Each infusion of Radicava can cost $1,000.
The Searchlight Support Out-of-Pocket Assistance Program was begun to help certain insured ALS patients afford Radicava by potentially paying nothing per infusion. The program uses applicable out-of-pocket costs for deductibles, co-pay and co-insurance for medication and covers up to $20,000 per calendar year.
“We changed the program processes for handling pharmacy and medical benefit claims to allow patients to use one card, on-the-spot. In addition, we have modified logistical procedures related to co-pay issues for healthcare providers,” added O’Brien.
Radicava is designed to remove reactive oxygen molecules, known as free radicals, that cause damage to nerve cells. These free radicals are byproducts of normal cellular processes that are swiftly removed by the body in healthy people, but that can build up to toxic levels in people with ALS. The accumulation of free radicals causes oxidative stress, which is considered one of the causes of nerve cell death in ALS.
Radicava is administered intravenously (directly into the bloodstream) in 28-day cycles. The first cycle includes 14 consecutive days of therapy, followed by two weeks without treatment. In subsequent cycles, patients receive infusions for 10 of the first 14 days, before another two-week treatment-free period.
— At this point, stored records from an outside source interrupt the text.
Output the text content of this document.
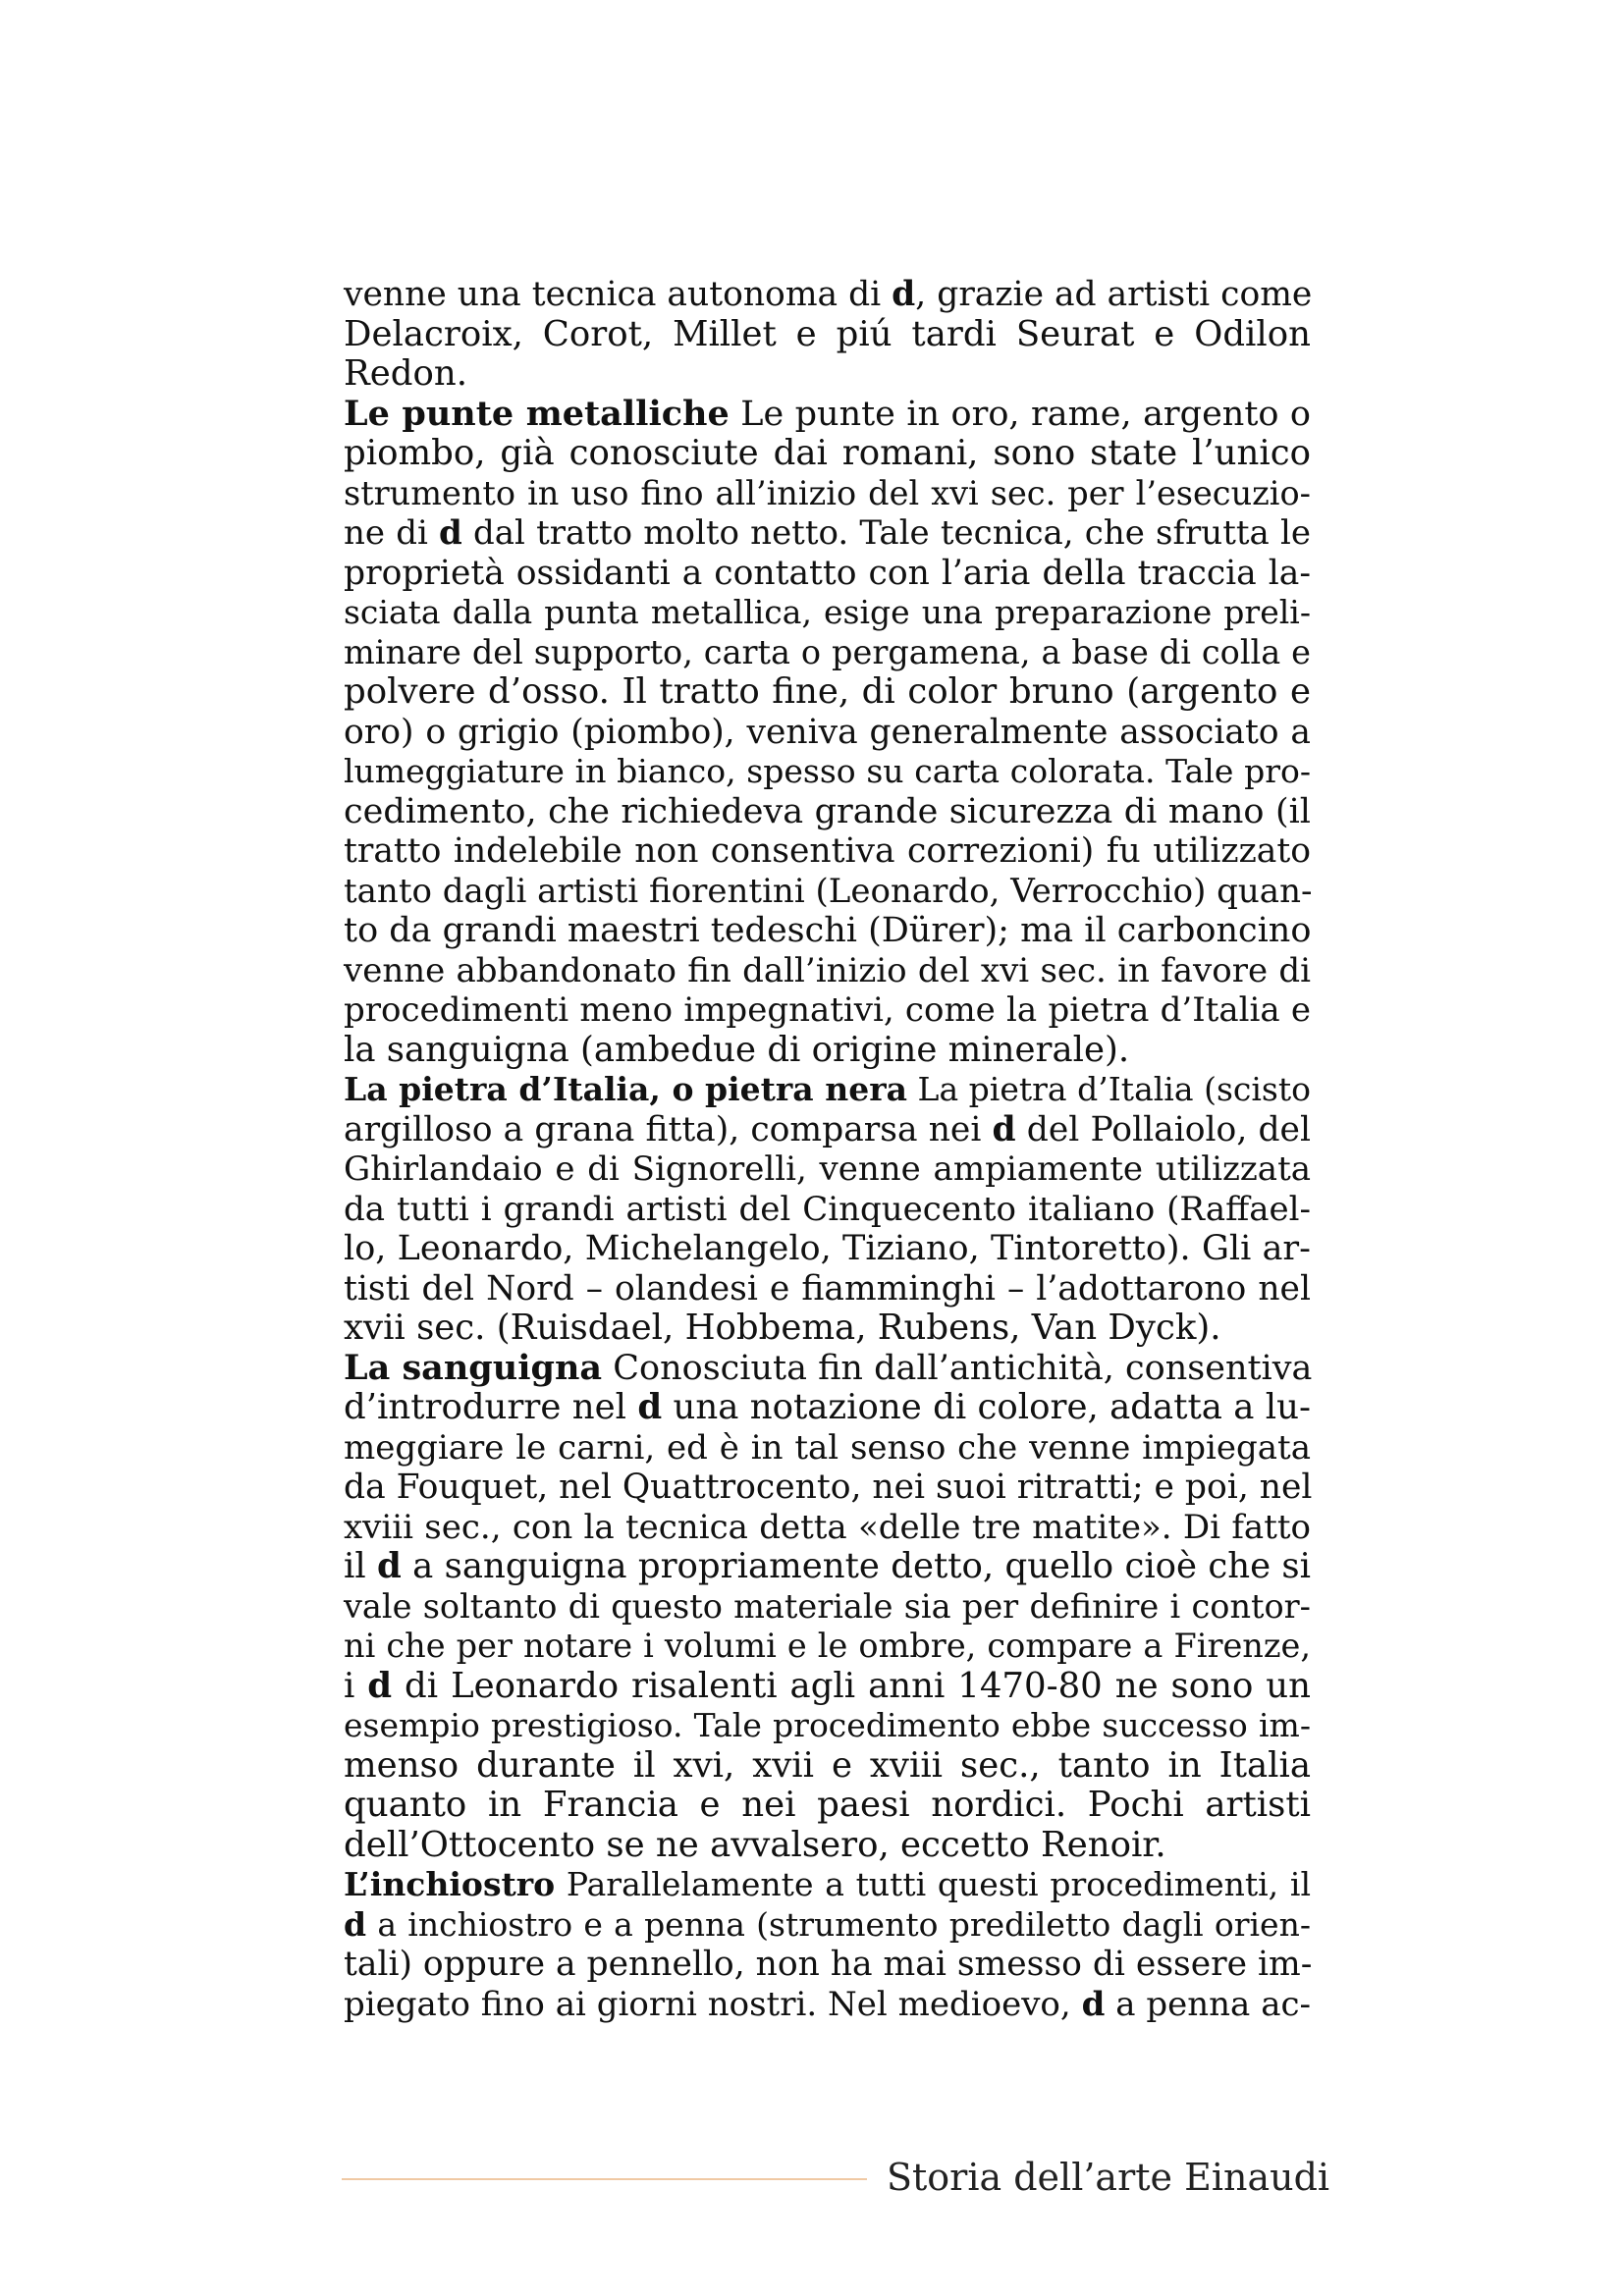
venne una tecnica autonoma di d, grazie ad artisti come
Delacroix, Corot, Millet e piú tardi Seurat e Odilon
Redon.
Le punte metalliche Le punte in oro, rame, argento o
piombo, già conosciute dai romani, sono state l’unico
strumento in uso fino all’inizio del xvi sec. per l’esecuzio-
ne di d dal tratto molto netto. Tale tecnica, che sfrutta le
proprietà ossidanti a contatto con l’aria della traccia la-
sciata dalla punta metallica, esige una preparazione preli-
minare del supporto, carta o pergamena, a base di colla e
polvere d’osso. Il tratto fine, di color bruno (argento e
oro) o grigio (piombo), veniva generalmente associato a
lumeggiature in bianco, spesso su carta colorata. Tale pro-
cedimento, che richiedeva grande sicurezza di mano (il
tratto indelebile non consentiva correzioni) fu utilizzato
tanto dagli artisti fiorentini (Leonardo, Verrocchio) quan-
to da grandi maestri tedeschi (Dürer); ma il carboncino
venne abbandonato fin dall’inizio del xvi sec. in favore di
procedimenti meno impegnativi, come la pietra d’Italia e
la sanguigna (ambedue di origine minerale).
La pietra d’Italia, o pietra nera La pietra d’Italia (scisto
argilloso a grana fitta), comparsa nei d del Pollaiolo, del
Ghirlandaio e di Signorelli, venne ampiamente utilizzata
da tutti i grandi artisti del Cinquecento italiano (Raffael-
lo, Leonardo, Michelangelo, Tiziano, Tintoretto). Gli ar-
tisti del Nord – olandesi e fiamminghi – l’adottarono nel
xvii sec. (Ruisdael, Hobbema, Rubens, Van Dyck).
La sanguigna Conosciuta fin dall’antichità, consentiva
d’introdurre nel d una notazione di colore, adatta a lu-
meggiare le carni, ed è in tal senso che venne impiegata
da Fouquet, nel Quattrocento, nei suoi ritratti; e poi, nel
xviii sec., con la tecnica detta «delle tre matite». Di fatto
il d a sanguigna propriamente detto, quello cioè che si
vale soltanto di questo materiale sia per definire i contor-
ni che per notare i volumi e le ombre, compare a Firenze,
i d di Leonardo risalenti agli anni 1470-80 ne sono un
esempio prestigioso. Tale procedimento ebbe successo im-
menso durante il xvi, xvii e xviii sec., tanto in Italia
quanto in Francia e nei paesi nordici. Pochi artisti
dell’Ottocento se ne avvalsero, eccetto Renoir.
L’inchiostro Parallelamente a tutti questi procedimenti, il
d a inchiostro e a penna (strumento prediletto dagli orien-
tali) oppure a pennello, non ha mai smesso di essere im-
piegato fino ai giorni nostri. Nel medioevo, d a penna ac-
Storia dell’arte Einaudi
The medication’s dose is typically 60 mg, and each treatment takes one hour to administer.
In 2017 Radicava became the first ALS treatment approved by the U.S. Food and Drug Administration in more than 20 years.
Its approval was based on findings from a Phase 3 clinical trial (NCT01492686) in which Radicava significantly reduced the rate of functional decline compared to a placebo. Later studies also confirmed that the treatment remained effective for at least one year.
But a post-marketing study examining the treatment in a real-world population questioned its effectiveness, finding few differences in the rate of functional decline and in the loss of lung function in most countries where it is approved.